In the publication, the authors describe an analysis of two lines of the mice, one that died from hemorrhagic fever and another that was resistant to infection. They collected longitudinal samples from liver and spleen, the organs most targeted by Ebola virus. Rasmussen then examined transcriptomic data generated from those samples and performed differential gene expression analysis. She loaded that information into IPA and looked for biological elements “that might mechanistically explain why some animals were developing hemorrhagic fever while others were not,” she says.
That resulted in an “aha!” moment for Rasmussen, who found that the liver samples from hemorrhagic fever-susceptible animals had two strongly downregulated tyrosine kinases, TIE1 and TEK. Liver is typically where coagulation factors are produced. Further analysis with IPA revealed that these tyrosine kinases “were associated with a bunch of genes that have been speculated to be involved in hemorrhagic fever pathogenesis,” Rasmussen says, “so I used the Molecule Activity Predictor function in IPA to model the effect that that would have on some of those genes of interest as well as some of the genes that came up in my data set.” Indeed, results indicated a profound effect on increases in coagulation factors, which has been speculated to be a response related to the onset of hemorrhagic fever symptoms. “The biology of it made a lot of sense to me,” Rasmussen says.
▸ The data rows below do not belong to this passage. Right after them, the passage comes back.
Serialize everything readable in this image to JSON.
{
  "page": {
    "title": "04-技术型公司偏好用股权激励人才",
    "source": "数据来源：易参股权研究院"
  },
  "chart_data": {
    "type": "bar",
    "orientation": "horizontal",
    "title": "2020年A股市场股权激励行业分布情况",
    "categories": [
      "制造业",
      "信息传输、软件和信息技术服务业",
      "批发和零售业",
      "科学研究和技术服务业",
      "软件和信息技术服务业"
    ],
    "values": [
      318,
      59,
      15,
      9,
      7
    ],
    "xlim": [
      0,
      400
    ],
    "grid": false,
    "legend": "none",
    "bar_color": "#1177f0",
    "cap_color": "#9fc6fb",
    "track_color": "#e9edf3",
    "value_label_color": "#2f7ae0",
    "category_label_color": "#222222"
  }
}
But Rasmussen is still pursuing the Ebola work. “We’re considering this a relatively preliminary finding. Our plan ultimately is to do transcriptomics on a lot of these mouse lines and try to narrow down genes that are common to one phenotypic outcome or another and essentially use them as biomarkers,” she says.
At this point, the team has screened nearly 50 lines of the Collaborative Cross mice, finding symmetry between phenotype segregation in mice and the current outbreak of Ebola in Africa. “It’s an ongoing screen,” Rasmussen says. “The next step is to really take advantage of the genetic resources associated with the Collaborative Cross and start linking genetic loci to phenotypic outcome.”
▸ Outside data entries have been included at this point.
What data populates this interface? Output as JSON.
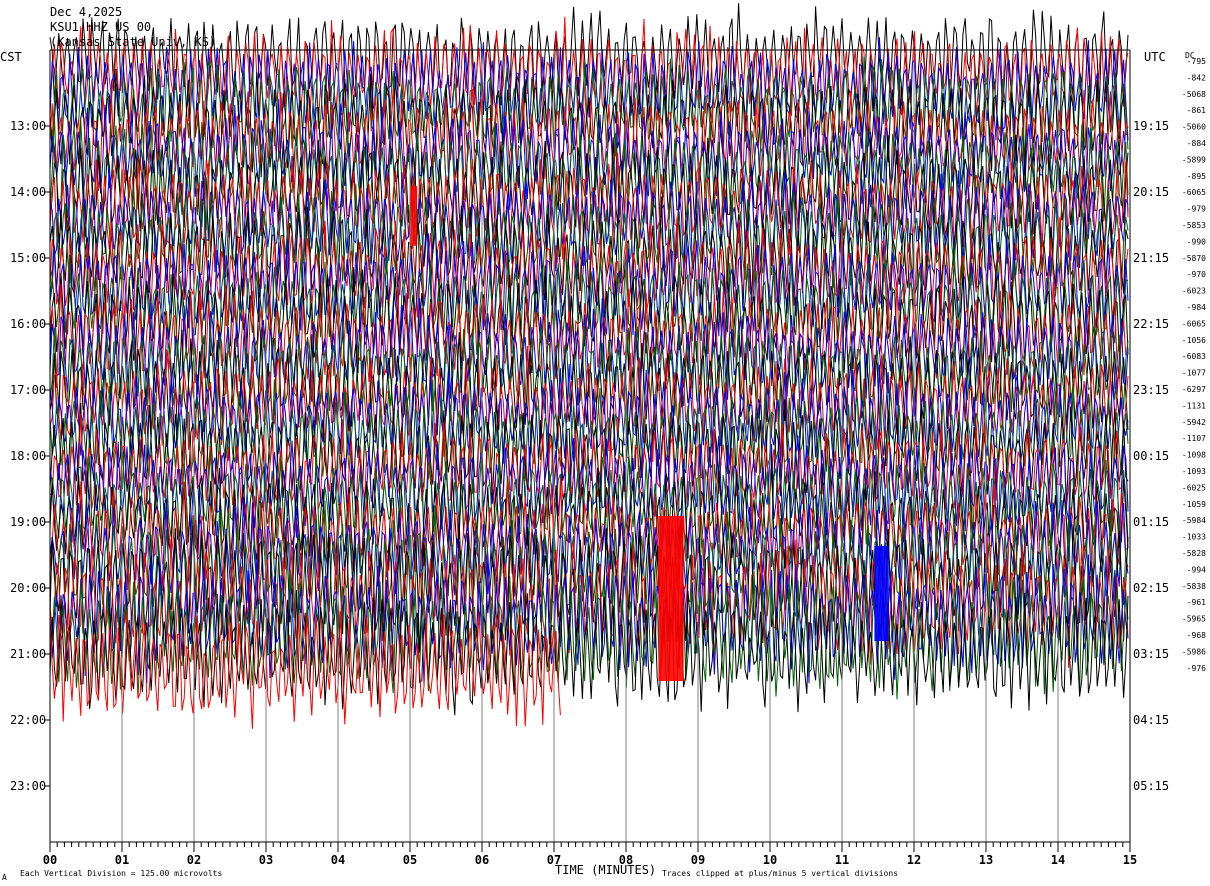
{
  "header": {
    "date": "Dec 4,2025",
    "station": "KSU1 HHZ US 00",
    "institution": "(Kansas State Univ, KS)"
  },
  "left_axis_label": "CST",
  "right_axis_label": "UTC",
  "dc_label": "DC",
  "footer": {
    "scale_note": "Each Vertical Division = 125.00 microvolts",
    "clip_note": "Traces clipped at plus/minus 5 vertical divisions",
    "corner_mark": "A"
  },
  "colors": {
    "black": "#000000",
    "red": "#ff0000",
    "blue": "#0000ff",
    "green": "#006400",
    "grid": "#808080"
  },
  "chart_data": {
    "type": "line",
    "title": "KSU1 HHZ US 00",
    "xlabel": "TIME (MINUTES)",
    "ylabel": "",
    "xlim": [
      0,
      15
    ],
    "x_ticks": [
      "00",
      "01",
      "02",
      "03",
      "04",
      "05",
      "06",
      "07",
      "08",
      "09",
      "10",
      "11",
      "12",
      "13",
      "14",
      "15"
    ],
    "left_hour_labels": [
      "13:00",
      "14:00",
      "15:00",
      "16:00",
      "17:00",
      "18:00",
      "19:00",
      "20:00",
      "21:00",
      "22:00",
      "23:00"
    ],
    "right_hour_labels": [
      "19:15",
      "20:15",
      "21:15",
      "22:15",
      "23:15",
      "00:15",
      "01:15",
      "02:15",
      "03:15",
      "04:15",
      "05:15"
    ],
    "dc_offsets": [
      "-795",
      "-842",
      "-5068",
      "-861",
      "-5060",
      "-884",
      "-5899",
      "-895",
      "-6065",
      "-979",
      "-5853",
      "-990",
      "-5870",
      "-970",
      "-6023",
      "-984",
      "-6065",
      "-1056",
      "-6083",
      "-1077",
      "-6297",
      "-1131",
      "-5942",
      "-1107",
      "-1098",
      "-1093",
      "-6025",
      "-1059",
      "-5984",
      "-1033",
      "-5828",
      "-994",
      "-5838",
      "-961",
      "-5965",
      "-968",
      "-5986",
      "-976"
    ],
    "trace_colors": [
      "black",
      "red",
      "blue",
      "green"
    ],
    "trace_interval_minutes": 15,
    "trace_count": 38,
    "last_trace_end_minute": 7.1,
    "clip_divisions": 5,
    "microvolts_per_division": 125.0,
    "events": [
      {
        "minute_start": 8.45,
        "minute_end": 8.8,
        "hour_label": "19:00",
        "color": "red",
        "description": "clipped burst"
      },
      {
        "minute_start": 11.45,
        "minute_end": 11.65,
        "hour_label": "19:00",
        "color": "blue",
        "description": "clipped burst"
      },
      {
        "minute_start": 5.0,
        "minute_end": 5.1,
        "hour_label": "14:00",
        "color": "red",
        "description": "clipped burst"
      }
    ]
  }
}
For her own work, she’ll be focusing on transcriptomic studies of those liver and spleen samples the team has continued to collect. “We’re running microarrays on them right now, and of course I’ll use IPA to do the functional analysis on those,” she says.
Digging in the Data
Rasmussen first came across IPA several years ago, when she used it for a hepatitis C virus (HCV) project during her postdoctoral fellowship. She was taking advantage of a unique opportunity to study full HCV progression from the moment of infection by following liver transplant patients who acquired the virus along with their new organ. What she wanted to know was: why did some transplant patients progress to severe liver disease more quickly than others? “We had longitudinal biopsies collected from these liver transplant patients,” Rasmussen says. After generating transcriptomic data and using mathematical analysis to identify outcome-predictive genes, she dug in with IPA to determine the function of those genes.
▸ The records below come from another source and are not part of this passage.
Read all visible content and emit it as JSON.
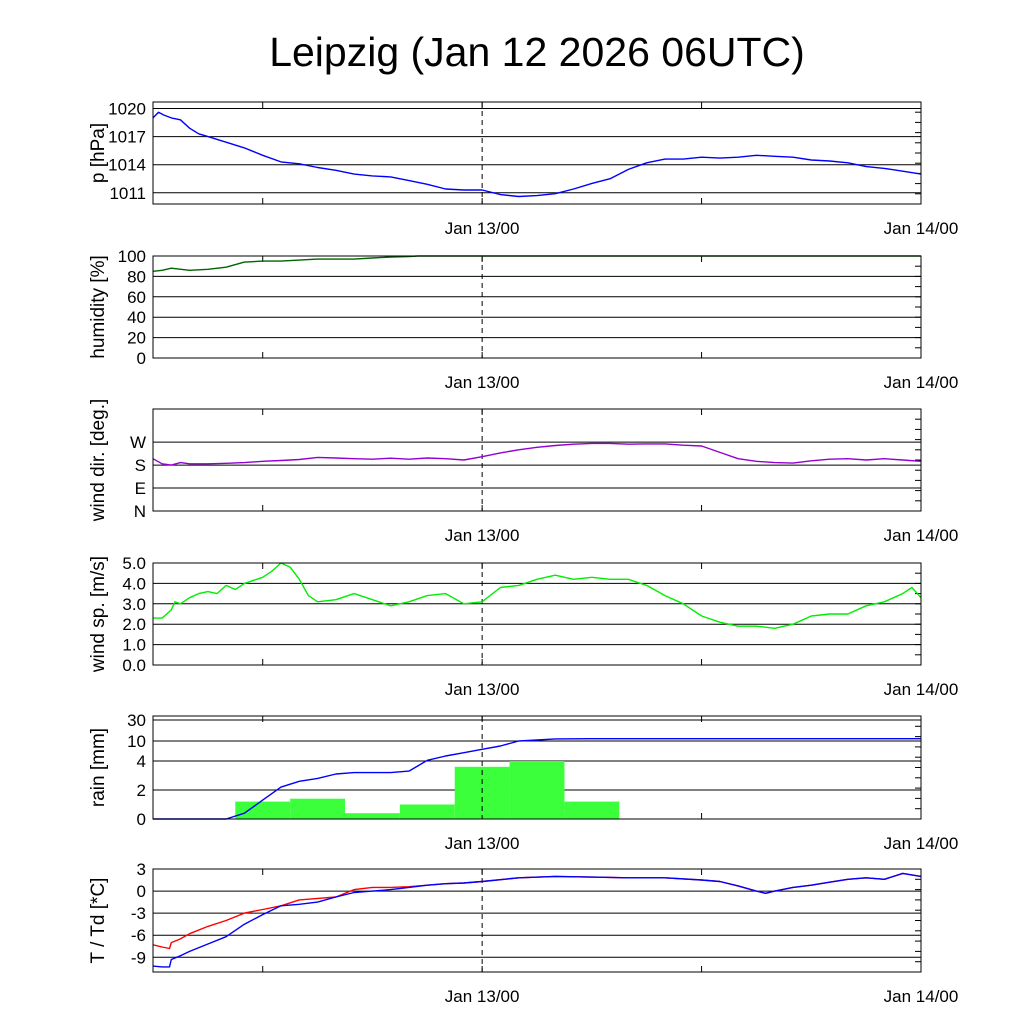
{
  "title": "Leipzig (Jan 12 2026 06UTC)",
  "colors": {
    "pressure": "#0000ff",
    "humidity": "#006400",
    "wind_dir": "#9400d3",
    "wind_speed": "#00ee00",
    "rain_bars": "#3cff3c",
    "rain_cum": "#0000ff",
    "temperature": "#ff0000",
    "dewpoint": "#0000ff"
  },
  "x_axis": {
    "unit": "hours since Jan 12 06UTC",
    "range": [
      0,
      42
    ],
    "labels": [
      {
        "h": 18,
        "text": "Jan 13/00"
      },
      {
        "h": 42,
        "text": "Jan 14/00"
      }
    ],
    "minor_ticks": [
      6,
      18,
      30
    ]
  },
  "chart_data": [
    {
      "type": "line",
      "name": "pressure",
      "ylabel": "p [hPa]",
      "ylim": [
        1009.8,
        1020.7
      ],
      "yticks": [
        {
          "v": 1011,
          "text": "1011"
        },
        {
          "v": 1014,
          "text": "1014"
        },
        {
          "v": 1017,
          "text": "1017"
        },
        {
          "v": 1020,
          "text": "1020"
        }
      ],
      "series": [
        {
          "color_key": "pressure",
          "x": [
            0,
            0.3,
            0.6,
            1.0,
            1.5,
            2.0,
            2.5,
            3.0,
            4.0,
            5.0,
            6.0,
            7.0,
            8.0,
            9.0,
            10.0,
            11.0,
            12.0,
            13.0,
            14.0,
            15.0,
            16.0,
            17.0,
            18.0,
            19.0,
            20.0,
            21.0,
            22.0,
            23.0,
            24.0,
            25.0,
            26.0,
            27.0,
            28.0,
            29.0,
            30.0,
            31.0,
            32.0,
            33.0,
            34.0,
            35.0,
            36.0,
            37.0,
            38.0,
            39.0,
            40.0,
            41.0,
            42.0
          ],
          "y": [
            1019.0,
            1019.6,
            1019.3,
            1019.0,
            1018.8,
            1017.9,
            1017.3,
            1017.0,
            1016.4,
            1015.8,
            1015.0,
            1014.3,
            1014.1,
            1013.7,
            1013.4,
            1013.0,
            1012.8,
            1012.7,
            1012.3,
            1011.9,
            1011.4,
            1011.3,
            1011.3,
            1010.8,
            1010.6,
            1010.7,
            1010.9,
            1011.4,
            1012.0,
            1012.5,
            1013.5,
            1014.2,
            1014.6,
            1014.6,
            1014.8,
            1014.7,
            1014.8,
            1015.0,
            1014.9,
            1014.8,
            1014.5,
            1014.4,
            1014.2,
            1013.8,
            1013.6,
            1013.3,
            1013.0
          ]
        }
      ]
    },
    {
      "type": "line",
      "name": "humidity",
      "ylabel": "humidity [%]",
      "ylim": [
        0,
        100
      ],
      "yticks": [
        {
          "v": 0,
          "text": "0"
        },
        {
          "v": 20,
          "text": "20"
        },
        {
          "v": 40,
          "text": "40"
        },
        {
          "v": 60,
          "text": "60"
        },
        {
          "v": 80,
          "text": "80"
        },
        {
          "v": 100,
          "text": "100"
        }
      ],
      "series": [
        {
          "color_key": "humidity",
          "x": [
            0,
            0.5,
            1.0,
            2.0,
            3.0,
            4.0,
            5.0,
            6.0,
            7.0,
            8.0,
            9.0,
            10.0,
            11.0,
            12.0,
            13.0,
            14.0,
            14.5,
            15.0,
            18.0,
            24.0,
            30.0,
            36.0,
            42.0
          ],
          "y": [
            85,
            86,
            88,
            86,
            87,
            89,
            94,
            95,
            95,
            96,
            97,
            97,
            97,
            98,
            99,
            99.5,
            100,
            100,
            100,
            100,
            100,
            100,
            100
          ]
        }
      ]
    },
    {
      "type": "line",
      "name": "wind direction",
      "ylabel": "wind dir. [deg.]",
      "ylim": [
        0,
        400
      ],
      "yticks": [
        {
          "v": 0,
          "text": "N"
        },
        {
          "v": 90,
          "text": "E"
        },
        {
          "v": 180,
          "text": "S"
        },
        {
          "v": 270,
          "text": "W"
        }
      ],
      "series": [
        {
          "color_key": "wind_dir",
          "x": [
            0,
            0.5,
            1.0,
            1.5,
            2.0,
            3.0,
            4.0,
            5.0,
            6.0,
            7.0,
            8.0,
            9.0,
            10.0,
            11.0,
            12.0,
            13.0,
            14.0,
            15.0,
            16.0,
            17.0,
            18.0,
            19.0,
            20.0,
            21.0,
            22.0,
            23.0,
            24.0,
            25.0,
            26.0,
            27.0,
            28.0,
            29.0,
            30.0,
            31.0,
            32.0,
            33.0,
            34.0,
            35.0,
            36.0,
            37.0,
            38.0,
            39.0,
            40.0,
            41.0,
            42.0
          ],
          "y": [
            205,
            185,
            180,
            190,
            185,
            185,
            187,
            190,
            195,
            198,
            202,
            210,
            208,
            205,
            203,
            207,
            203,
            208,
            205,
            200,
            213,
            228,
            240,
            250,
            257,
            262,
            265,
            265,
            262,
            263,
            263,
            258,
            255,
            230,
            205,
            195,
            190,
            188,
            197,
            203,
            205,
            200,
            205,
            200,
            195
          ]
        }
      ]
    },
    {
      "type": "line",
      "name": "wind speed",
      "ylabel": "wind sp. [m/s]",
      "ylim": [
        0,
        5.0
      ],
      "yticks": [
        {
          "v": 0,
          "text": "0.0"
        },
        {
          "v": 1,
          "text": "1.0"
        },
        {
          "v": 2,
          "text": "2.0"
        },
        {
          "v": 3,
          "text": "3.0"
        },
        {
          "v": 4,
          "text": "4.0"
        },
        {
          "v": 5,
          "text": "5.0"
        }
      ],
      "series": [
        {
          "color_key": "wind_speed",
          "x": [
            0,
            0.5,
            1.0,
            1.2,
            1.5,
            2.0,
            2.5,
            3.0,
            3.5,
            4.0,
            4.5,
            5.0,
            6.0,
            6.5,
            7.0,
            7.5,
            8.0,
            8.5,
            9.0,
            10.0,
            11.0,
            12.0,
            13.0,
            14.0,
            15.0,
            16.0,
            17.0,
            18.0,
            19.0,
            20.0,
            21.0,
            22.0,
            23.0,
            24.0,
            25.0,
            26.0,
            27.0,
            28.0,
            29.0,
            30.0,
            31.0,
            32.0,
            33.0,
            34.0,
            35.0,
            36.0,
            37.0,
            38.0,
            39.0,
            40.0,
            40.5,
            41.0,
            41.5,
            42.0
          ],
          "y": [
            2.3,
            2.3,
            2.7,
            3.1,
            3.0,
            3.3,
            3.5,
            3.6,
            3.5,
            3.9,
            3.7,
            4.0,
            4.3,
            4.6,
            5.0,
            4.8,
            4.2,
            3.4,
            3.1,
            3.2,
            3.5,
            3.2,
            2.9,
            3.1,
            3.4,
            3.5,
            3.0,
            3.1,
            3.8,
            3.9,
            4.2,
            4.4,
            4.2,
            4.3,
            4.2,
            4.2,
            3.9,
            3.4,
            3.0,
            2.4,
            2.1,
            1.9,
            1.9,
            1.8,
            2.0,
            2.4,
            2.5,
            2.5,
            2.9,
            3.1,
            3.3,
            3.5,
            3.8,
            3.3
          ]
        }
      ]
    },
    {
      "type": "bar",
      "name": "rain",
      "ylabel": "rain [mm]",
      "ylim": [
        0,
        30
      ],
      "yscale": "segmented",
      "yticks": [
        {
          "v": 0,
          "text": "0"
        },
        {
          "v": 2,
          "text": "2"
        },
        {
          "v": 4,
          "text": "4"
        },
        {
          "v": 10,
          "text": "10"
        },
        {
          "v": 30,
          "text": "30"
        }
      ],
      "bars": [
        {
          "x0": 4.5,
          "x1": 7.5,
          "value": 1.2
        },
        {
          "x0": 7.5,
          "x1": 10.5,
          "value": 1.4
        },
        {
          "x0": 10.5,
          "x1": 13.5,
          "value": 0.4
        },
        {
          "x0": 13.5,
          "x1": 16.5,
          "value": 1.0
        },
        {
          "x0": 16.5,
          "x1": 19.5,
          "value": 3.6
        },
        {
          "x0": 19.5,
          "x1": 22.5,
          "value": 4.0
        },
        {
          "x0": 22.5,
          "x1": 25.5,
          "value": 1.2
        }
      ],
      "series": [
        {
          "color_key": "rain_cum",
          "x": [
            0,
            4.0,
            5.0,
            6.0,
            7.0,
            8.0,
            9.0,
            10.0,
            11.0,
            12.0,
            13.0,
            14.0,
            15.0,
            16.0,
            17.0,
            18.0,
            19.0,
            20.0,
            21.0,
            22.0,
            24.0,
            30.0,
            36.0,
            42.0
          ],
          "y": [
            0,
            0,
            0.4,
            1.3,
            2.2,
            2.6,
            2.8,
            3.1,
            3.2,
            3.2,
            3.2,
            3.3,
            4.2,
            5.5,
            6.5,
            7.5,
            8.5,
            10.0,
            11.0,
            12.0,
            12.2,
            12.2,
            12.2,
            12.2
          ]
        }
      ]
    },
    {
      "type": "line",
      "name": "temperature / dewpoint",
      "ylabel": "T / Td [*C]",
      "ylim": [
        -11,
        3
      ],
      "yticks": [
        {
          "v": -9,
          "text": "-9"
        },
        {
          "v": -6,
          "text": "-6"
        },
        {
          "v": -3,
          "text": "-3"
        },
        {
          "v": 0,
          "text": "0"
        },
        {
          "v": 3,
          "text": "3"
        }
      ],
      "series": [
        {
          "color_key": "temperature",
          "x": [
            0,
            0.5,
            0.9,
            1.0,
            1.5,
            2.0,
            3.0,
            4.0,
            5.0,
            6.0,
            7.0,
            8.0,
            9.0,
            10.0,
            11.0,
            12.0,
            13.0,
            14.0,
            15.0,
            16.0,
            17.0,
            18.0,
            20.0,
            22.0,
            24.0,
            26.0,
            28.0,
            30.0,
            31.0,
            32.0,
            33.0,
            33.5,
            34.0,
            35.0,
            36.0,
            37.0,
            38.0,
            39.0,
            40.0,
            41.0,
            42.0
          ],
          "y": [
            -7.3,
            -7.6,
            -7.8,
            -7.0,
            -6.5,
            -5.8,
            -4.8,
            -4.0,
            -3.0,
            -2.5,
            -2.0,
            -1.2,
            -1.0,
            -0.8,
            0.2,
            0.5,
            0.5,
            0.6,
            0.8,
            1.0,
            1.1,
            1.3,
            1.8,
            2.0,
            1.9,
            1.8,
            1.8,
            1.5,
            1.3,
            0.7,
            0.0,
            -0.3,
            0.0,
            0.5,
            0.8,
            1.2,
            1.6,
            1.8,
            1.6,
            2.4,
            2.0
          ]
        },
        {
          "color_key": "dewpoint",
          "x": [
            0,
            0.5,
            0.9,
            1.0,
            1.5,
            2.0,
            3.0,
            4.0,
            5.0,
            6.0,
            7.0,
            8.0,
            9.0,
            10.0,
            11.0,
            12.0,
            13.0,
            14.0,
            15.0,
            16.0,
            17.0,
            18.0,
            20.0,
            22.0,
            24.0,
            26.0,
            28.0,
            30.0,
            31.0,
            32.0,
            33.0,
            33.5,
            34.0,
            35.0,
            36.0,
            37.0,
            38.0,
            39.0,
            40.0,
            41.0,
            42.0
          ],
          "y": [
            -10.2,
            -10.3,
            -10.3,
            -9.3,
            -8.8,
            -8.2,
            -7.2,
            -6.2,
            -4.5,
            -3.2,
            -2.0,
            -1.8,
            -1.5,
            -0.8,
            -0.2,
            0.0,
            0.2,
            0.5,
            0.8,
            1.0,
            1.1,
            1.3,
            1.8,
            2.0,
            1.9,
            1.8,
            1.8,
            1.5,
            1.3,
            0.7,
            0.0,
            -0.3,
            0.0,
            0.5,
            0.8,
            1.2,
            1.6,
            1.8,
            1.6,
            2.4,
            2.0
          ]
        }
      ]
    }
  ]
}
Since then, improvements and feature additions to IPA have made the platform even more valuable for her studies. Rasmussen finds the functional categories, heat map layout, and Upstream Regulator Analysis particularly useful in her work, where biological results from viral infections don’t always fit neatly into canonical pathways. As the virus manipulates the host response, she has found it necessary to start with relevant functional categories and then drill down, developing her own networks and customizing her analysis based on the experimental system — all of which is possible with IPA. She also appreciates the links back to papers so she can easily review the supporting literature for results presented.
“When you’re doing transcriptomics or systems biology, IPA is really an indispensable tool,” Rasmussen says.